18th Sunday in Ordinary Time
August 2, 2015 – Year B
Readings: Ex 16:2-4, 12-15 / Ex 16:2-4, 12-15 / Jn 6:24-35
by Rev. Richard Mooney, Guest Celebrant
My name is Father Richard Mooney. I am a priest of the Diocese of Richmond, ordained thirty-six years. My present work is to be the volunteer Catholic chaplain to four state prisons that are scattered in that enormous stretch of territory south of Petersburg and north of the North Carolina line. I don’t have a commitment to a parish on Sundays, which leaves me free to come and be with you today and to spend a little time with you with Chapter Six of the Gospel of John today, the Bread of Life chapter.
If you’ve never actually read the whole chapter from beginning to end, do that, because it’s really a challenging piece of work and full of teachings. I want to point out one small part of today’s gospel.
When I look back on my life, my two greatest regrets are that I never mastered a language other than English, and I never mastered a musical instrument other than my own voice. If I had my life to do over again, I’d make a better effort to try to do both of those things.
In my experience, people who are fluent in more than one language understand that language is very tricky. Can you ever really translate anything? It’s difficult. Whenever we translate from one language to another, something is always lost, or something is always added.
I bring this up because there is a phrase in the gospel today that could be better translated than it is. Jesus says: “Believe in me. I am the bread of life. Whoever believes in me will never thirst.”
That phase, “believes in me,” in the original Greek is in an odd tense that we don’t have in English. I’m told that a better way to translate it, a more accurate way to translate the phrase “believe in” would be something like “believe into.” “Believing into” carries with it the connotation of giving yourself more and more to whatever you’re believing into: in our case, believing into Jesus and His teachings, and His living, dying, and rising.
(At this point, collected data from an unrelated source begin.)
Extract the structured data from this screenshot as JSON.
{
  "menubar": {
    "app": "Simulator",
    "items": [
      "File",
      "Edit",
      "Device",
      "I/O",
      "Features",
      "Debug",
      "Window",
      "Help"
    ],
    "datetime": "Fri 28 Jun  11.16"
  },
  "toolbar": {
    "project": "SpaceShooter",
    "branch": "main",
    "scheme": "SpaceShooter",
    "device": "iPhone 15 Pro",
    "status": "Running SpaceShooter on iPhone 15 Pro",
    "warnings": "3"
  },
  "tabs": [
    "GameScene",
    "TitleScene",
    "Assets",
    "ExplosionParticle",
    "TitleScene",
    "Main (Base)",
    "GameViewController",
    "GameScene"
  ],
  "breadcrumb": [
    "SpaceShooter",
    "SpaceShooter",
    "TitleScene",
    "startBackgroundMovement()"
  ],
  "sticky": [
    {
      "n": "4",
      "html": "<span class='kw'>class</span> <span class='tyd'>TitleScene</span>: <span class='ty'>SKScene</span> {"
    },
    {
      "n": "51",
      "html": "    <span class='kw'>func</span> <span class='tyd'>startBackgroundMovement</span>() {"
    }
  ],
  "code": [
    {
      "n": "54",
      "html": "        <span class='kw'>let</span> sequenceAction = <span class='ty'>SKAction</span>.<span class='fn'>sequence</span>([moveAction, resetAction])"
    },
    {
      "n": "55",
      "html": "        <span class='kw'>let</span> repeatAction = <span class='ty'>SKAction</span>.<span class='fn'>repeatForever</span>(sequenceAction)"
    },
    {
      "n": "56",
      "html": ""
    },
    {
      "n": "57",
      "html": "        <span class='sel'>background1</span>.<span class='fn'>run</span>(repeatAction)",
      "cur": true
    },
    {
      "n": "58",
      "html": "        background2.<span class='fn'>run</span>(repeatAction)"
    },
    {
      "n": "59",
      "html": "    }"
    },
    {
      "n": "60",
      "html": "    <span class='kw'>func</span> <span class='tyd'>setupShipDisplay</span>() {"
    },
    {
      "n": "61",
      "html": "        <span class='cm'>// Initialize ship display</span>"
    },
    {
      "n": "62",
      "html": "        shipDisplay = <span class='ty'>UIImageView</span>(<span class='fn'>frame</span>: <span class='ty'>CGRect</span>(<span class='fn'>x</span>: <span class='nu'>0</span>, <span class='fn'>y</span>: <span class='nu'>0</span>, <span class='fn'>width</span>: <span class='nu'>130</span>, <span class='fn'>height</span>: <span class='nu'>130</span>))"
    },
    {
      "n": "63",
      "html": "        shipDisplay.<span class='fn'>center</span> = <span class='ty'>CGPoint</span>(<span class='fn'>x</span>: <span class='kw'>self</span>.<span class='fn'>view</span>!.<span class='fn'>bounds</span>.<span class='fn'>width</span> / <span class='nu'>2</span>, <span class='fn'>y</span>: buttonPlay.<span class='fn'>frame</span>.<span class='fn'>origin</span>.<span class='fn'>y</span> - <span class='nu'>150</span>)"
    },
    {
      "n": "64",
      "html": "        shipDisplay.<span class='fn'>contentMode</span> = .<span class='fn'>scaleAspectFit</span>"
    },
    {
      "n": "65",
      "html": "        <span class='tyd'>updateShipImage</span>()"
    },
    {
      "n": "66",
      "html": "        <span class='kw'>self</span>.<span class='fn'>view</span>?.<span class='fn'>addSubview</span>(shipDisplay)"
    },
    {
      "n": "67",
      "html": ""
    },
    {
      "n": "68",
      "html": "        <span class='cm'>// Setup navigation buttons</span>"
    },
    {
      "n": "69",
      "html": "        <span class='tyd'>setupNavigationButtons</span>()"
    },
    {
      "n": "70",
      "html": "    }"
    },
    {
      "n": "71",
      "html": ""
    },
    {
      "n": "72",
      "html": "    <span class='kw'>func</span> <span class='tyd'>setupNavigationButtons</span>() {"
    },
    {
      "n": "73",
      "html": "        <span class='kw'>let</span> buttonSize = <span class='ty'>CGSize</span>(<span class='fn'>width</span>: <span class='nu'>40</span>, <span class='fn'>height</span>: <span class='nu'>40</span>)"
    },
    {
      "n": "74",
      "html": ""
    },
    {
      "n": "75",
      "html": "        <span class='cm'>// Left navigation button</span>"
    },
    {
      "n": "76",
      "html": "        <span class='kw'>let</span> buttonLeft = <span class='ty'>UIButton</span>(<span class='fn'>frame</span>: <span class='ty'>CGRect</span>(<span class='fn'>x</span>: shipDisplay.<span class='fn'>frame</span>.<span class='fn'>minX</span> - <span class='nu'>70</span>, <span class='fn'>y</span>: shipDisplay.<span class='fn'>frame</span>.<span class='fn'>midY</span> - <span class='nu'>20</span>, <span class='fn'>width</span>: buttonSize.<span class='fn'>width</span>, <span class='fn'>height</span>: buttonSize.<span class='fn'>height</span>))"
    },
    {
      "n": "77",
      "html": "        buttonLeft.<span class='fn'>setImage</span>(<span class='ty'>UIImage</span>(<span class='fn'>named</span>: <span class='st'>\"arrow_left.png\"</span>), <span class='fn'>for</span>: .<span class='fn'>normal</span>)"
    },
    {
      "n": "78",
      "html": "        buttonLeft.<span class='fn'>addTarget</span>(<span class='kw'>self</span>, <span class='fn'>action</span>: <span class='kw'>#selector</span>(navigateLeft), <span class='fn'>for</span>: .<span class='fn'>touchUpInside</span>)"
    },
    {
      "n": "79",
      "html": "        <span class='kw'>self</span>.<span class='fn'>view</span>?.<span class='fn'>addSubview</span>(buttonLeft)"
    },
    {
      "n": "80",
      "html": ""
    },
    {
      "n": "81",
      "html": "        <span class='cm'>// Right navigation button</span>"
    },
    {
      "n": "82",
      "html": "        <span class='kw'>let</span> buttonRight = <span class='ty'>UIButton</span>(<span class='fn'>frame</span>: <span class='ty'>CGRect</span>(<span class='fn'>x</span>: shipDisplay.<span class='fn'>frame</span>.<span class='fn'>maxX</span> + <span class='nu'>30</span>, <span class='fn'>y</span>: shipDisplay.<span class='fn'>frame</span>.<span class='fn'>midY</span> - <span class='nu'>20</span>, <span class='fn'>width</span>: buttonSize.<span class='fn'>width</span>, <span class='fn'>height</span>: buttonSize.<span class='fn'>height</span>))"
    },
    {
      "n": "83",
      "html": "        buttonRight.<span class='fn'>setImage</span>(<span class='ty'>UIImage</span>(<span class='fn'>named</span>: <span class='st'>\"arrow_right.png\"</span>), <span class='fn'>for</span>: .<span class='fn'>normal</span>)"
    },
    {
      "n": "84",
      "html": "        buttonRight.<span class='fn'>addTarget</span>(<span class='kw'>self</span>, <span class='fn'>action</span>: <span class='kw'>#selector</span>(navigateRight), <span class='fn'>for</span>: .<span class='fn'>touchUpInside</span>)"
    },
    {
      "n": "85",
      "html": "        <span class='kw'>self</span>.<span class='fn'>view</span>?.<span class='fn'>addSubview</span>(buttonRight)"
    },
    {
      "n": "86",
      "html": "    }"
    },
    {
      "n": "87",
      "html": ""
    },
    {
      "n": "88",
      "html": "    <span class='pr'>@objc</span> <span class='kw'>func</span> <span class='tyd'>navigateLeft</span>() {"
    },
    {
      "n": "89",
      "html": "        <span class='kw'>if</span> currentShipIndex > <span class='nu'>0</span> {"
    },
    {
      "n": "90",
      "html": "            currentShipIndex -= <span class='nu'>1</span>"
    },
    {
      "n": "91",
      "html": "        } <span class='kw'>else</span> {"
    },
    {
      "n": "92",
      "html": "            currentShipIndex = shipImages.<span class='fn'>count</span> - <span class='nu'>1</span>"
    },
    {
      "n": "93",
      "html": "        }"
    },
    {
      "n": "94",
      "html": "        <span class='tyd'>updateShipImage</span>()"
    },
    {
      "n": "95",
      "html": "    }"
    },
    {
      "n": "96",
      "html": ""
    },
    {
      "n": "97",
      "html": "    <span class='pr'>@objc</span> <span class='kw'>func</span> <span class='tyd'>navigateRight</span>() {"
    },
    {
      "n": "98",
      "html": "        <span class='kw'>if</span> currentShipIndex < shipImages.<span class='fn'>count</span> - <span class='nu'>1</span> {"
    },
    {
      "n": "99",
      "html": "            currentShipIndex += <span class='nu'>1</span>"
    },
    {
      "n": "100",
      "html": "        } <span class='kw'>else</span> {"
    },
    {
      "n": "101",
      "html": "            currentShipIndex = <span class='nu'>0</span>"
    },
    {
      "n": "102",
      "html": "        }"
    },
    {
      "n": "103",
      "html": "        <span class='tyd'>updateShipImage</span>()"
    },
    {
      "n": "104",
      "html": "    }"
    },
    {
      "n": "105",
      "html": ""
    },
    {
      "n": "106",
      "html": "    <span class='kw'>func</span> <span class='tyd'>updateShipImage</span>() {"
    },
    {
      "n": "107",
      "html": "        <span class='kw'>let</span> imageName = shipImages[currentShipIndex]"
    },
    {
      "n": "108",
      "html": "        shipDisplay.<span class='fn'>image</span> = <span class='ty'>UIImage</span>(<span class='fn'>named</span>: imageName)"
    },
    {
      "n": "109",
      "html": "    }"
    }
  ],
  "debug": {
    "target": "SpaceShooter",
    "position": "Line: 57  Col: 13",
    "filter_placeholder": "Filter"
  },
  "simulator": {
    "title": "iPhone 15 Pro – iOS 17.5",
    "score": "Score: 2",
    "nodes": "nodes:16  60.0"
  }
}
Deeper and deeper and deeper.
We use this word “believe” as a verb, and frequently it means “agreeing with”: “I believe that Mars has two moons.” I’ve never been there; I’ve never counted them myself. But people who know about these things tell me that Mars has two moons, and I believe that.
We can treat our faith in Jesus the same way: “Mars has two moons.” “Jesus Christ is risen from the dead.” Are these the same kind of statement? “Mars has two moons” I put in the box labeled “Interesting Things to Know,” but nothing that makes any practical difference in my life. Mars could have eight moons, and nothing about my life would change.
“Jesus Christ is risen from the dead.” Does that go into the box labeled “Interesting Things to Know”? Or does that go into the box labeled “How I Live My Life”?
This is what that phrase “believing into” gets toward. I can stand here honestly and tell you, though I’ve been ordained thirty-six years, there’ve been stretches in my life when I believed in Jesus, but I stopped believing into Him. It happens to all of us. We go through phases and changes. There’ve been moments in my life when I was so lazy or so angry or so something that the process of giving myself over more and more to who Jesus is and what He’s about came to an end for a time.
I think all of us could write our own biographies, using that as a sort of outline. Those moments, those stretches of my life when I was truly giving myself over, exploring more and more deeply what it means to follow Jesus, and those times in my life when I thought: “I’m not going to be doing that.”
I’ve shared this all with the guys whom I see every week, and their responses are interesting. One guy said: “No. I want my beliefs straight up, with no chaser. I don’t want to have to think too much about what I believe. I don’t want to ‘believe into.’ Tell me what to believe, and I’ll believe that.” One other guy said: “Oh, thank God you said that. I’ve struggled with this stuff my whole life.” One guy dismissed it all as: “Oh, you’re just playing with words.” I understand that, but I don’t agree. I think there is something to that difference in translation.
This is a little on the mystical side, but John is a mystical type gospel. So I just leave that with you. Am I believing in Jesus, or am I believing into Jesus, more and more deeply, giving myself over to what it means to be a follower of His?
I’m not dropping this on you to make you feel more guilty and awful than you already feel. There’s far too much of that in the life of the Church. But there is this: Wherever you are is a good place to be. It’s not a good place to stay.